DescriptionThis dissertation explores applications of machine learning methods in empirical asset pricing. The focus of machine learning methods is predictability, which is an important task in empirical asset pricing; therefore, it is natural to apply machine learning methods to solve predictability problems in empirical asset pricing. In my dissertation, one chapter examines predictability in intraday stock returns and the other chapter in mutual fund performance with the help of machine learning methods.
The first chapter predicts intraday stock returns via machine learning methods. This chapter introduces SHapley Additive exPlanations (SHAP) to overcome the challenge of economic interpretability faced by researchers in applying machine learning methods. In particular, we adopt tree-based machine learning methods to predict intraday stock returns with predictors basing on past trading information and news data and then interpret the model predictions with SHAP. Our forecasts generate an out-of-sample R2 of 3.93% for predicting last half hour stock returns and of 9.88% for predicting first half-hour stock returns, which could be translated into huge economic gains; in addition, our results indicate that intraday returns are dominated by short term reversal effect.

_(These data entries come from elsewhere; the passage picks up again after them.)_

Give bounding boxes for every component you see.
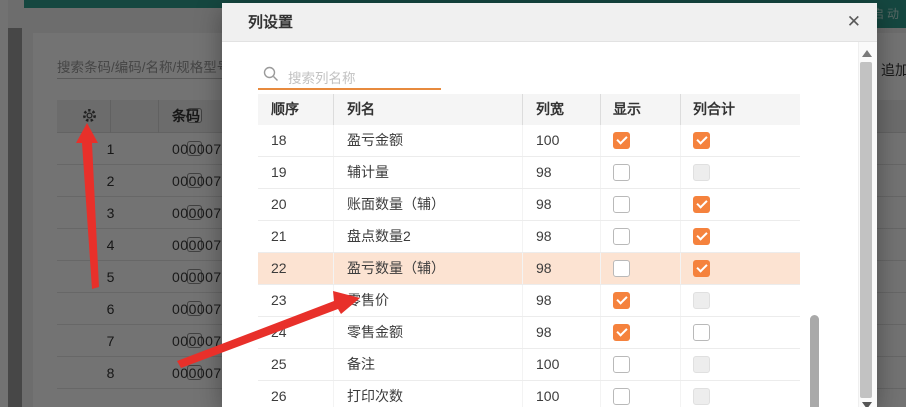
column-name-cell: 盈亏数量（辅）	[333, 253, 522, 284]
column-width-cell: 98	[522, 285, 600, 316]
order-cell: 21	[271, 228, 287, 244]
column-settings-table: 顺序 列名 列宽 显示 列合计 18 盈亏金额 100 19 辅计量 98	[258, 94, 800, 407]
order-cell: 23	[271, 292, 287, 308]
column-name-cell: 盘点数量2	[333, 221, 522, 252]
table-scrollbar-thumb[interactable]	[810, 315, 819, 407]
search-icon	[263, 66, 279, 87]
column-name-cell: 备注	[333, 349, 522, 380]
column-settings-dialog: 列设置 ✕ 搜索列名称 顺序 列名 列宽 显示 列合计 18 盈亏金额 100	[222, 3, 877, 407]
order-cell: 24	[271, 324, 287, 340]
column-width-cell: 98	[522, 221, 600, 252]
total-checkbox[interactable]	[693, 228, 710, 245]
column-setting-row[interactable]: 19 辅计量 98	[258, 157, 800, 189]
column-setting-row[interactable]: 23 零售价 98	[258, 285, 800, 317]
total-checkbox[interactable]	[693, 164, 710, 181]
show-checkbox[interactable]	[613, 388, 630, 405]
scroll-up-arrow-icon[interactable]	[862, 50, 872, 57]
order-header: 顺序	[271, 101, 299, 117]
column-width-cell: 100	[522, 381, 600, 407]
column-setting-row[interactable]: 25 备注 100	[258, 349, 800, 381]
width-header: 列宽	[522, 94, 600, 125]
column-width-cell: 98	[522, 317, 600, 348]
column-width-cell: 100	[522, 125, 600, 156]
column-name-cell: 辅计量	[333, 157, 522, 188]
column-name-cell: 零售价	[333, 285, 522, 316]
column-name-cell: 账面数量（辅）	[333, 189, 522, 220]
order-cell: 26	[271, 388, 287, 404]
total-checkbox[interactable]	[693, 260, 710, 277]
order-cell: 19	[271, 164, 287, 180]
column-settings-table-header: 顺序 列名 列宽 显示 列合计	[258, 94, 800, 125]
show-header: 显示	[600, 94, 680, 125]
show-checkbox[interactable]	[613, 228, 630, 245]
dialog-scrollbar-thumb[interactable]	[860, 62, 872, 398]
column-setting-row[interactable]: 24 零售金额 98	[258, 317, 800, 349]
show-checkbox[interactable]	[613, 356, 630, 373]
column-width-cell: 98	[522, 157, 600, 188]
column-setting-row[interactable]: 18 盈亏金额 100	[258, 125, 800, 157]
order-cell: 22	[271, 260, 287, 276]
order-cell: 25	[271, 356, 287, 372]
total-checkbox[interactable]	[693, 356, 710, 373]
order-cell: 18	[271, 132, 287, 148]
total-checkbox[interactable]	[693, 324, 710, 341]
show-checkbox[interactable]	[613, 260, 630, 277]
column-name-cell: 零售金额	[333, 317, 522, 348]
show-checkbox[interactable]	[613, 132, 630, 149]
order-cell: 20	[271, 196, 287, 212]
column-search-input[interactable]: 搜索列名称	[288, 71, 356, 86]
column-width-cell: 98	[522, 253, 600, 284]
column-width-cell: 100	[522, 349, 600, 380]
show-checkbox[interactable]	[613, 292, 630, 309]
search-underline	[258, 88, 441, 90]
show-checkbox[interactable]	[613, 164, 630, 181]
total-checkbox[interactable]	[693, 292, 710, 309]
column-setting-row[interactable]: 20 账面数量（辅） 98	[258, 189, 800, 221]
column-name-cell: 打印次数	[333, 381, 522, 407]
total-checkbox[interactable]	[693, 132, 710, 149]
column-setting-row[interactable]: 21 盘点数量2 98	[258, 221, 800, 253]
column-setting-row-highlighted[interactable]: 22 盈亏数量（辅） 98	[258, 253, 800, 285]
show-checkbox[interactable]	[613, 196, 630, 213]
total-checkbox[interactable]	[693, 196, 710, 213]
close-icon[interactable]: ✕	[846, 12, 861, 31]
total-checkbox[interactable]	[693, 388, 710, 405]
dialog-header: 列设置 ✕	[222, 3, 877, 42]
column-name-cell: 盈亏金额	[333, 125, 522, 156]
dialog-title: 列设置	[248, 14, 294, 31]
column-setting-row[interactable]: 26 打印次数 100	[258, 381, 800, 407]
total-header: 列合计	[680, 94, 800, 125]
scroll-down-arrow-icon[interactable]	[862, 402, 872, 407]
name-header: 列名	[333, 94, 522, 125]
show-checkbox[interactable]	[613, 324, 630, 341]
column-width-cell: 98	[522, 189, 600, 220]
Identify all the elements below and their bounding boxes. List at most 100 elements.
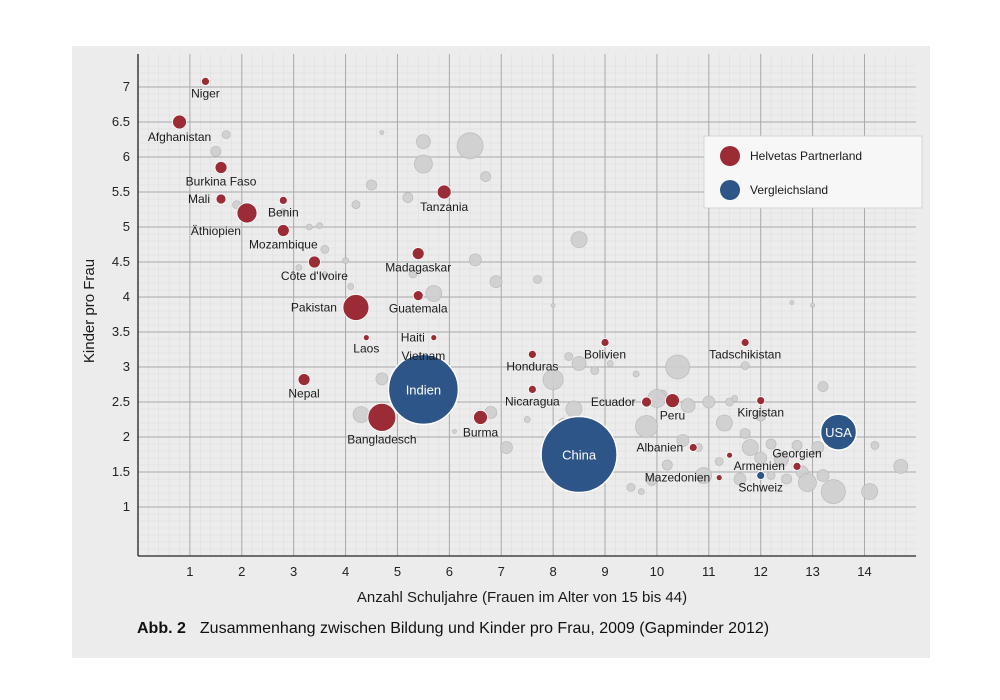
data-point-bangladesch	[367, 402, 397, 432]
data-point-other	[816, 469, 830, 482]
grid	[138, 54, 916, 556]
data-point-other	[646, 474, 658, 486]
data-point-other	[523, 416, 531, 423]
data-point-other	[870, 440, 880, 450]
data-point-other	[680, 398, 696, 413]
point-label-bangladesch: Bangladesch	[347, 432, 416, 446]
data-point-other	[725, 397, 734, 407]
data-point-georgien	[792, 461, 802, 471]
x-tick-label: 10	[650, 564, 664, 579]
figure-number: Abb. 2	[137, 620, 186, 637]
x-axis-title: Anzahl Schuljahre (Frauen im Alter von 1…	[357, 589, 687, 606]
data-point-other	[754, 451, 768, 465]
x-tick-label: 11	[702, 564, 716, 579]
data-point-other	[893, 458, 909, 474]
data-point-other	[817, 381, 829, 393]
data-point-other	[635, 415, 658, 438]
y-axis-title: Kinder pro Frau	[81, 259, 98, 363]
data-point-other	[702, 395, 716, 409]
data-point-cote-d-ivoire	[308, 255, 321, 269]
point-label-madagaskar: Madagaskar	[385, 261, 451, 275]
point-labels: Niger Afghanistan Burkina Faso Mali Äthiopie…	[148, 86, 852, 494]
data-point-other	[861, 483, 879, 501]
data-point-other	[316, 222, 324, 230]
point-label-tadschikistan: Tadschikistan	[709, 348, 781, 362]
data-point-burma	[473, 409, 488, 425]
data-point-albanien	[688, 443, 698, 452]
data-point-other	[661, 459, 673, 471]
data-point-other	[305, 223, 313, 231]
data-point-other	[570, 231, 588, 249]
legend-label-comparison: Vergleichsland	[750, 183, 828, 197]
data-point-pakistan	[342, 294, 370, 321]
data-point-other	[408, 269, 418, 279]
data-point-other	[279, 208, 287, 216]
data-point-other	[342, 257, 349, 265]
point-label-mazedonien: Mazedonien	[645, 471, 710, 485]
data-point-usa	[819, 413, 858, 451]
x-tick-label: 1	[186, 564, 193, 579]
data-point-other	[765, 438, 777, 450]
point-label-athiopien: Äthiopien	[191, 224, 241, 238]
data-point-afghanistan	[172, 114, 187, 130]
point-label-burkina-faso: Burkina Faso	[186, 175, 257, 189]
point-label-benin: Benin	[268, 205, 299, 219]
data-point-other	[676, 434, 690, 447]
data-point-other	[739, 428, 751, 439]
y-tick-label: 3	[123, 359, 130, 374]
data-point-other	[321, 271, 329, 279]
axes: 1 2 3 4 5 6 7 8 9 10 11 12 13 1411.522.533.544.555.56…	[81, 54, 916, 606]
point-label-nicaragua: Nicaragua	[505, 394, 560, 408]
point-label-pakistan: Pakistan	[291, 301, 337, 315]
data-point-other	[791, 439, 803, 451]
highlighted-countries	[172, 77, 858, 494]
legend-swatch-partner	[720, 146, 740, 166]
data-point-other	[741, 439, 759, 456]
data-point-other	[456, 132, 484, 160]
point-label-haiti: Haiti	[401, 331, 425, 345]
data-point-other	[489, 275, 503, 289]
x-tick-label: 7	[498, 564, 505, 579]
data-point-other	[590, 366, 600, 375]
data-point-nicaragua	[527, 384, 537, 394]
data-point-other	[798, 473, 817, 492]
data-point-armenien	[726, 451, 733, 459]
y-tick-label: 5	[123, 219, 130, 234]
point-label-albanien: Albanien	[637, 441, 684, 455]
data-point-other	[232, 200, 241, 210]
data-point-other	[626, 482, 636, 492]
figure-caption: Abb. 2 Zusammenhang zwischen Bildung und …	[137, 620, 769, 638]
data-point-other	[347, 283, 355, 290]
chart-figure: 1 2 3 4 5 6 7 8 9 10 11 12 13 14 1 1.5 2 2.5 3 3.5 4 4.5 5 5.5 6…	[72, 46, 930, 658]
scatter-chart: 1 2 3 4 5 6 7 8 9 10 11 12 13 1411.522.533.544.555.56…	[72, 46, 930, 658]
data-point-other	[733, 472, 747, 486]
data-point-other	[810, 302, 815, 308]
legend: Helvetas Partnerland Vergleichsland	[703, 135, 923, 209]
data-point-other	[210, 146, 222, 157]
data-point-other	[480, 171, 492, 183]
x-tick-label: 6	[446, 564, 453, 579]
y-tick-label: 7	[123, 79, 130, 94]
point-label-nepal: Nepal	[288, 387, 319, 401]
data-point-other	[416, 134, 431, 149]
data-point-other	[766, 471, 776, 480]
data-point-other	[715, 414, 733, 432]
point-label-afghanistan: Afghanistan	[148, 130, 211, 144]
y-tick-label: 4	[123, 289, 130, 304]
point-label-guatemala: Guatemala	[389, 302, 448, 316]
data-point-other	[789, 300, 795, 306]
point-label-cote-d-ivoire: Côte d'Ivoire	[281, 269, 348, 283]
y-tick-label: 2	[123, 429, 130, 444]
data-point-mali	[215, 193, 227, 205]
legend-box	[703, 135, 923, 209]
data-point-other	[695, 467, 713, 484]
point-label-burma: Burma	[463, 425, 499, 439]
data-point-athiopien	[236, 202, 258, 224]
data-point-other	[351, 200, 361, 210]
data-point-other	[637, 488, 645, 496]
data-point-niger	[201, 77, 210, 86]
point-label-usa: USA	[825, 425, 852, 440]
point-label-vietnam: Vietnam	[401, 349, 445, 363]
point-label-honduras: Honduras	[506, 359, 558, 373]
x-tick-label: 12	[753, 564, 767, 579]
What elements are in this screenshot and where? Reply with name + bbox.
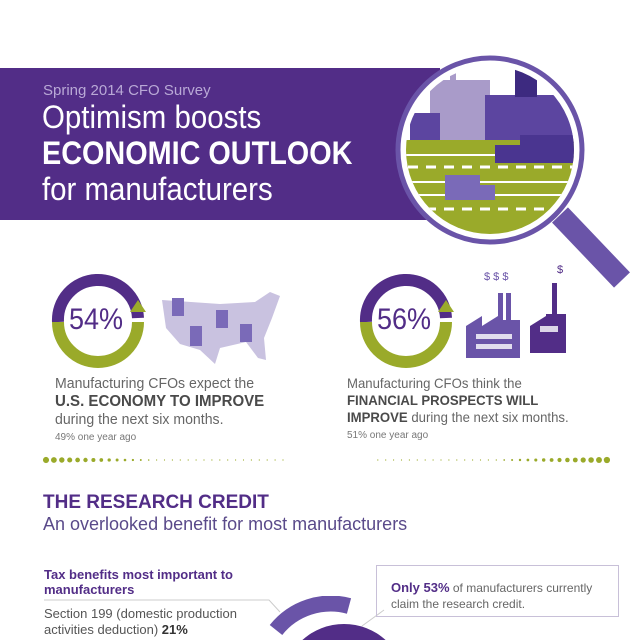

The second chapter examines the predictability of mutual fund performance. I aim to find out the relations between predictors and future long term fund performance. Predictive panel regressions show that the linear relations between predictors and the fund performance are not stable and robust. Tree-based methods could generate relatively accurate out-of-sample forecasts, which shows the relatively strong power of nonlinear methods in modeling the relation between fund performance and the corresponding predictors and could be translated into large economic gains. In addition, I find that the intrinsic value, liquidity and profitability of the stock holdings in the fund portfolio are important predictors of long term fund performance. My findings help complement the applications of machine learning methods to predict fund performance.